Don’t worry, this is not a blog giving you a cookery lesson. It’s a blog about a lesson I learned from cookery.
If I intend to make a cake, and I ask my children what sort of cake they want, the answer is invariably the same: ‘Chocolate cake please’. Any sort of chocolate cake will do, but in the country of the Chocolate Cake, White Chocolate Brownies are King.
I notice this acutely, as chocolate cake is my least favourite cake, although I am quite partial to the raw mixture. But at least the years of selflessly baking chocolate cakes for my eager offspring has annoyed me enough that it’s alerted me to a common fallacy.
There are lots of other sorts of cake that my children also really like: for example, lemon drizzle cake, fruit cake, Welsh cakes, almond cake, Battenburg cake, banana cake, poppy seed cake, ginger bread cake, apple cake, macaroons, not to mention those lovely little nutty chocolate cake log things coated in chocolate and green marzipan you can get in Ikea.
So, were I to ask them if they would like to live a life in which they never ate any of this extensive range of baked delicacies, they would surely exclaim in horror. Yet, each separate time that I ask them what sort of cake they want, the answer is the same: ‘Chocolate cake’. Yet they don’t want to never eat anything other than chocolate cake. This is a prime example of short term thinking, of prioritizing the present over the future, of prioritizing an immediate assessment of one choice over an extended range of choices over a lifetime. It is a part of what Aristotle had in mind in the Nicomachean Ethics when he pondered Solon’s question of whether we can call any man happy until he is dead. Can we call any cake eater satisfied, until we can look back over an entire life of cake consumption, contemplating the full range of cakes enjoyed?
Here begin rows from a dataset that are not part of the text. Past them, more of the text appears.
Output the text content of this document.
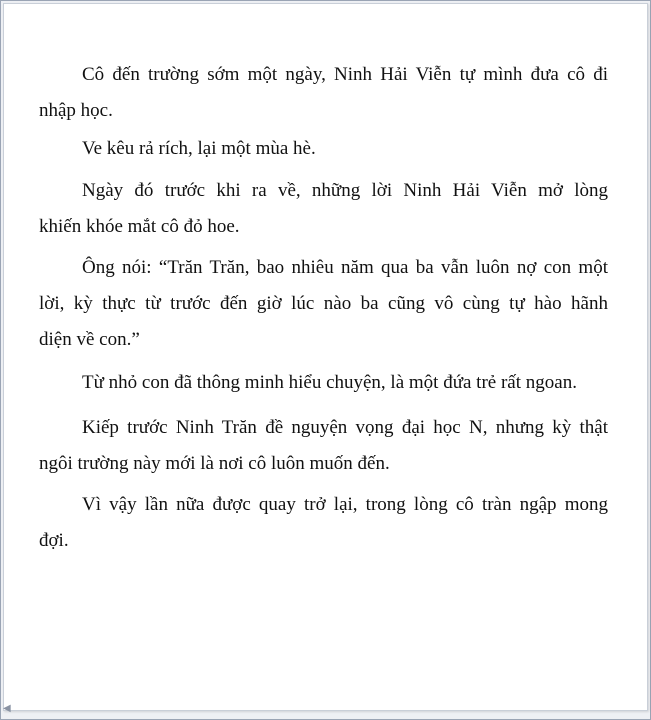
Cô đến trường sớm một ngày, Ninh Hải Viễn tự mình đưa cô đi
nhập học.
Ve kêu rả rích, lại một mùa hè.
Ngày đó trước khi ra về, những lời Ninh Hải Viễn mở lòng
khiến khóe mắt cô đỏ hoe.
Ông nói: “Trăn Trăn, bao nhiêu năm qua ba vẫn luôn nợ con một
lời, kỳ thực từ trước đến giờ lúc nào ba cũng vô cùng tự hào hãnh
diện về con.”
Từ nhỏ con đã thông minh hiểu chuyện, là một đứa trẻ rất ngoan.
Kiếp trước Ninh Trăn đề nguyện vọng đại học N, nhưng kỳ thật
ngôi trường này mới là nơi cô luôn muốn đến.
Vì vậy lần nữa được quay trở lại, trong lòng cô tràn ngập mong
đợi.
◀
Surely we would have only pity for someone who ate only chocolate cake, whilst the lemon drizzles and the gingerbreads and the Dundee cakes never even made it off the page of the recipe book and into reality, let alone into their stomachs?
Yet, I strongly suspect that recruiters to jobs are falling into something very similar to this Chocolate Cake Fallacy when they choose candidates for posts. I certainly have a strong hunch that this is happening in academic recruitment. I’ve been looking out to see what sort of candidates are actually successful in recruitment to academic posts in philosophy. And there certainly does seem to be a type – someone who works on a currently prominent area; someone young, who can be seen as having potential; someone who has a few publications in just the right journals; someone who has referees from a select circle; someone who has the right academic connections; someone who has very little teaching experience. A short translation of this would be the Young Well-Connected Genius Type.
My guess is that recruiters just look at a pile of applications, probably screen out most of them without even reading them, probably put applications into a bin as soon as they see any reason to think there’s some problem with a person (in fact, a recruiter told me that’s what he does) which is a jolly good way of overlooking people with outstanding qualities or unusual profiles; and then, seeing the applications that remain through a lens of ‘what is our profile of the best possible philosopher?’ overlook entirely the need to populate a university department with a range of characters and abilities.
Now, I don’t have the time to do a whole load of empirical research into this, although it would be great if people whose job it was to consider these things did. But what I do know is this. If you want a good team of people in a university department, you don’t want a whole load of clones. You don’t want a whole load of people who have similar qualities. You want a range of qualities. Or else you’ll end up wondering why there is nothing being served up in academia but a constant diet of chocolate cake. And even if that chocolate cake is the very best white chocolate brownie, that’s surely not what you really want, now, is it? Time to wake up and smell the lemon drizzle.